Hinata mengusap pelan wajah Shikamaru.
Menelusuri setiap inci wajah suaminya yang terpejam.
"Terima kasih kembali untuk semua yang kau terima apa adanya dari diriku yang sederhana ini anata, menjadi yang terpenting si hidupku, mengisi separuh hati yang kosong ini, menjadi ayah dari anak-anakku, menjadi salah satu karunia yang kami-sama berikan untukku dan keluargaku. Terima kasih anata."
Hinata dengan segala ketulusannya hati yang berdesir di setiap kalimat yang diucapkan membuat air mata yang terus mengalir.

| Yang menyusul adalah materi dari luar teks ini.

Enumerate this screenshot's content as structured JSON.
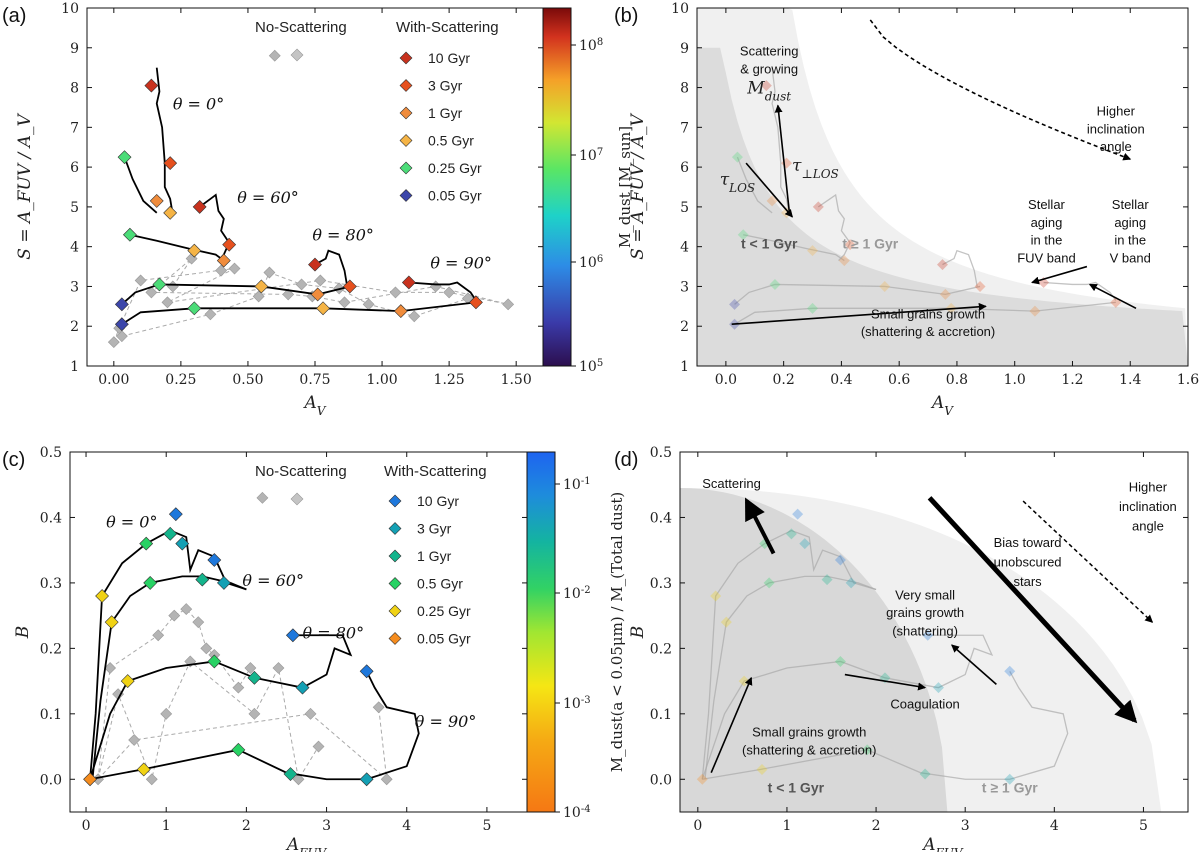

Shikamaru mengusap pelan wajah Hinata. Menelusuri setiap inci wajah istrinya yang terpejam.
"Nghh/unhh.."
Putra dan putri mereka seakan juga mengucapkan kalimat yang ingin di dengar oleh orang tuanya.

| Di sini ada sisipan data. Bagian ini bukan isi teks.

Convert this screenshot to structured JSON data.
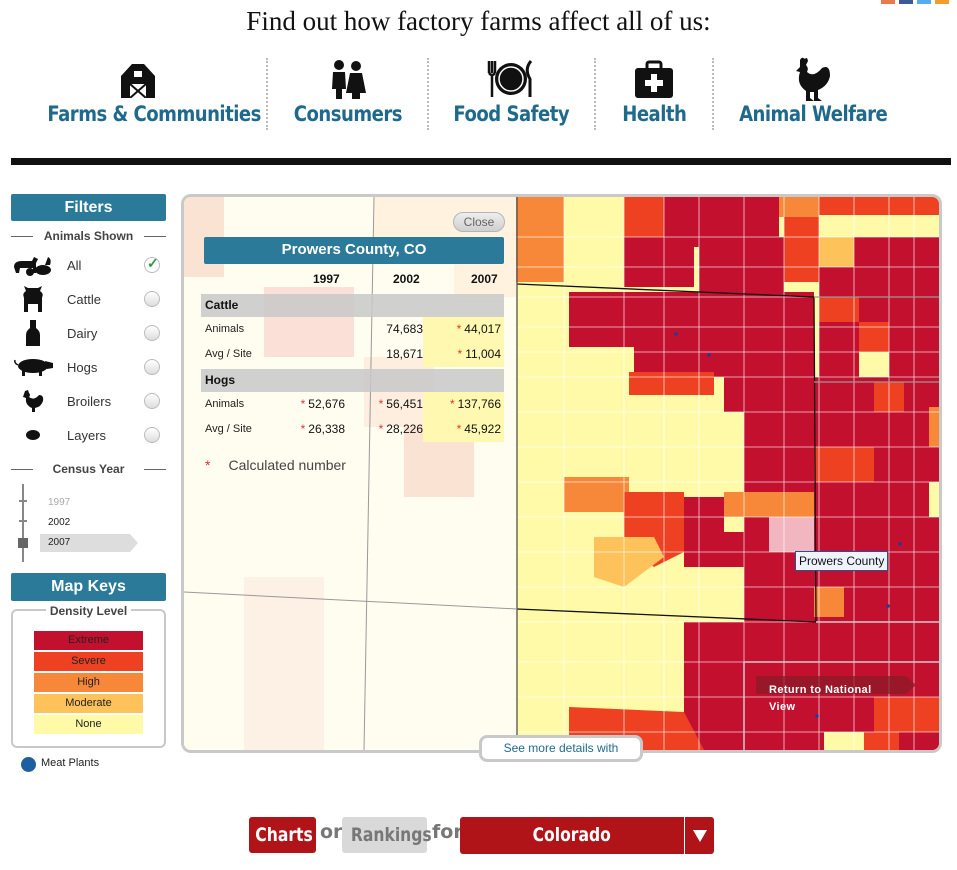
{
  "header": {
    "headline": "Find out how factory farms affect all of us:",
    "nav": [
      {
        "label": "Farms & Communities",
        "icon": "barn-icon"
      },
      {
        "label": "Consumers",
        "icon": "family-icon"
      },
      {
        "label": "Food Safety",
        "icon": "plate-icon"
      },
      {
        "label": "Health",
        "icon": "medical-kit-icon"
      },
      {
        "label": "Animal Welfare",
        "icon": "rooster-icon"
      }
    ],
    "accent": "#1f6a8c"
  },
  "sidebar": {
    "filters_title": "Filters",
    "animals_title": "Animals Shown",
    "animals": [
      {
        "label": "All",
        "icon": "farm-animals-icon",
        "checked": true
      },
      {
        "label": "Cattle",
        "icon": "cow-icon",
        "checked": false
      },
      {
        "label": "Dairy",
        "icon": "milk-bottle-icon",
        "checked": false
      },
      {
        "label": "Hogs",
        "icon": "pig-icon",
        "checked": false
      },
      {
        "label": "Broilers",
        "icon": "chicken-icon",
        "checked": false
      },
      {
        "label": "Layers",
        "icon": "egg-icon",
        "checked": false
      }
    ],
    "census_title": "Census Year",
    "years": [
      "1997",
      "2002",
      "2007"
    ],
    "selected_year": "2007",
    "map_keys_title": "Map Keys",
    "density_title": "Density Level",
    "density_levels": [
      {
        "label": "Extreme",
        "color": "#c4102f"
      },
      {
        "label": "Severe",
        "color": "#ee4122"
      },
      {
        "label": "High",
        "color": "#f7883a"
      },
      {
        "label": "Moderate",
        "color": "#fdc35a"
      },
      {
        "label": "None",
        "color": "#fffaa8"
      }
    ],
    "meat_plants_label": "Meat Plants",
    "meat_plants_color": "#1e5fa0"
  },
  "popup": {
    "close_label": "Close",
    "title": "Prowers County, CO",
    "years": [
      "1997",
      "2002",
      "2007"
    ],
    "sections": [
      {
        "name": "Cattle",
        "rows": [
          {
            "label": "Animals",
            "values": [
              "",
              "74,683",
              "44,017"
            ],
            "calculated": [
              false,
              false,
              true
            ]
          },
          {
            "label": "Avg / Site",
            "values": [
              "",
              "18,671",
              "11,004"
            ],
            "calculated": [
              false,
              false,
              true
            ]
          }
        ]
      },
      {
        "name": "Hogs",
        "rows": [
          {
            "label": "Animals",
            "values": [
              "52,676",
              "56,451",
              "137,766"
            ],
            "calculated": [
              true,
              true,
              true
            ]
          },
          {
            "label": "Avg / Site",
            "values": [
              "26,338",
              "28,226",
              "45,922"
            ],
            "calculated": [
              true,
              true,
              true
            ]
          }
        ]
      }
    ],
    "footnote_marker": "*",
    "footnote": "Calculated number"
  },
  "map": {
    "tooltip": "Prowers County",
    "return_label": "Return to National View",
    "more_details": "See more details with"
  },
  "bottom": {
    "charts_label": "Charts",
    "or_label": "or",
    "rankings_label": "Rankings",
    "for_label": "for",
    "state_value": "Colorado",
    "brand_red": "#b11418"
  }
}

"Nara Shikarai dan Nara Himarai."
Ucap Shikamaru tersenyum lebar memosisikan kembali kedua anaknya agar lebih nyaman di pelukan mereka.
Hinata tersenyum mengangguk.
Cuph..
Kening Hinata giliran mendapat hadiah.
"Aku rela menggantikan semua rasa sakitmu sampai akhir dunia ini."
Ungkap Shikamaru tanpa melepaskan bibirnya di dahi wanitanya.
"Aku juga rela menjadi rasa manis pengganti rasa sakit mu seumur hidup."
Ucap Hinata sambil memejamkan matanya.
"Omedeto tanjobi Hinata."
Shikamaru tersenyu dalam kecupannya.
"Arigatou anata.. kau, Shikarai, Himarai adalah kado terindah dalam hidupku."
Syukur Hinata sambil memegang kemeja depan Shikamaru.
Kecupan yang dalam nan lama dengan berbagai sarat emosi yang tercampur di dalamnya tak bisa di lisankan hanya di rasakan.
Ckreek..
Suara kamera menggambil gambar terdengar yang membuat hadiah itu berkesudahan.
Tak lain si pelaku adalah Uzumaki Naruto yang sedang tertawa menunjukkan foto itu pada Sakura yang kagum.
Foto itu terlihat begitu hangat dan penuh cinta sangat penuh dengan perasaan.
Dijamin Shikamaru akan segera menggantungnya dengan ukuran besar di ruang keluarga.
Terima kasih pada Naruto lagi yang mengambil gambar tanpa izin.
Disusul keluarga Hyuuga dan Nara mulai memasuki ruangan membawa berbagai buah tangan dan hadiah.
Tak berselang lama ruangan itu menjadi lebih ramai dan hidup.
Dengan obrolan sana sini, celoteh sana sini, tawa sani sini.
Terlihat dari jendela yang sudah di buka lebar menerawang ke langit yang cerah.
Satu doa dan doa lainnya terkabul.
Menjalani kehidupan dengan semua ketulusan yang kita punya mungkin kami-sama berbaik hati pada kita.
Sesungguhnya Dia lah yang menyiapkan sekenario yang paling baik untuk hidup kita.